Uber's abandoned Lego kit for conversational AI
A modular research framework that lets you mix, match, and train dialogue components like interchangeable blocks—before Uber archived it.

What it does
Plato is a Python framework for building conversational AI agents through a pipeline of swappable components: speech recognition, language understanding, dialogue state tracking, policy decisions, and language generation. You can train each piece independently or jointly, swap in your own models, and run everything via text, speech, or structured dialogue acts.
The interesting bit
The multi-agent mode is the real curiosity: Plato can spawn multiple agents that talk to each other, learn concurrently, and solve distributed problems. It’s designed for research into how agents develop language to collaborate—less “customer service chatbot,” more “artificial society in a box.” The framework also wraps around virtually any existing model by asking only that you adhere to its interface, making it closer to a universal adapter than a monolithic platform.
Key highlights
- Modular architecture: swap NLU, DST, policy, or NLG components without touching the rest
- Supports serial or parallel execution of custom component chains, including joint models and speech-to-speech pipelines
- Multi-agent conversations with concurrent training and role-specific configurations
- Built-in Bayesian optimization (BOCS) for architecture and parameter search
- Optional GUI and user simulators for pre-training before human interaction
- Designed to wrap Ludwig, TensorFlow, PyTorch, or custom implementations
Caveats
- Repository is archived by Uber; no active maintenance (last version v0.3.1)
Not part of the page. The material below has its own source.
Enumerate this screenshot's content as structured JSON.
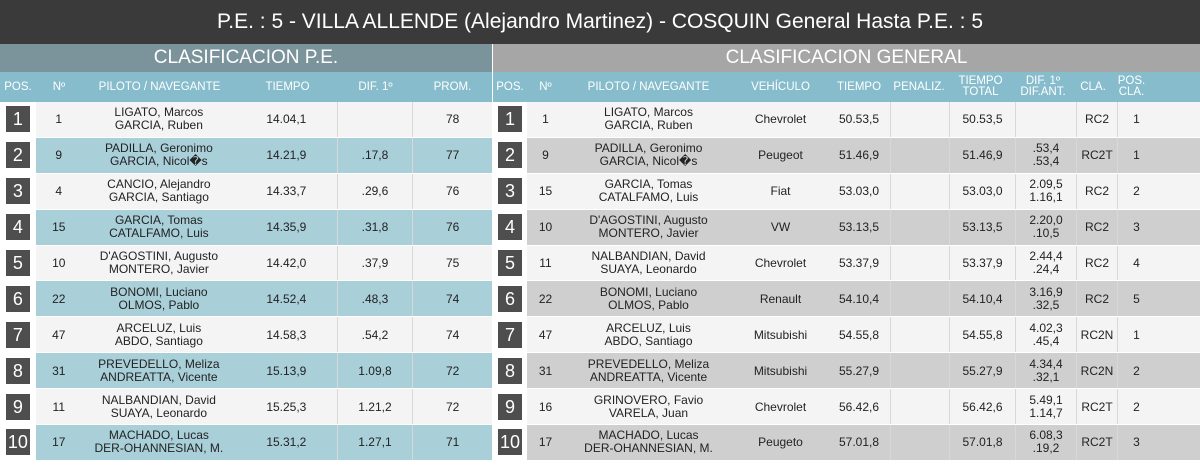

- Installation requires manual dependency wrangling, especially PyAudio with platform-specific system libraries
- README is truncated mid-documentation; some sections appear incomplete
Verdict
Academic researchers and dialogue systems tinkerers who need a flexible, componentized sandbox should still find value here—especially for multi-agent experiments. Production engineers or anyone needing current dependencies and security patches should look elsewhere; this is a fossil, not a foundation.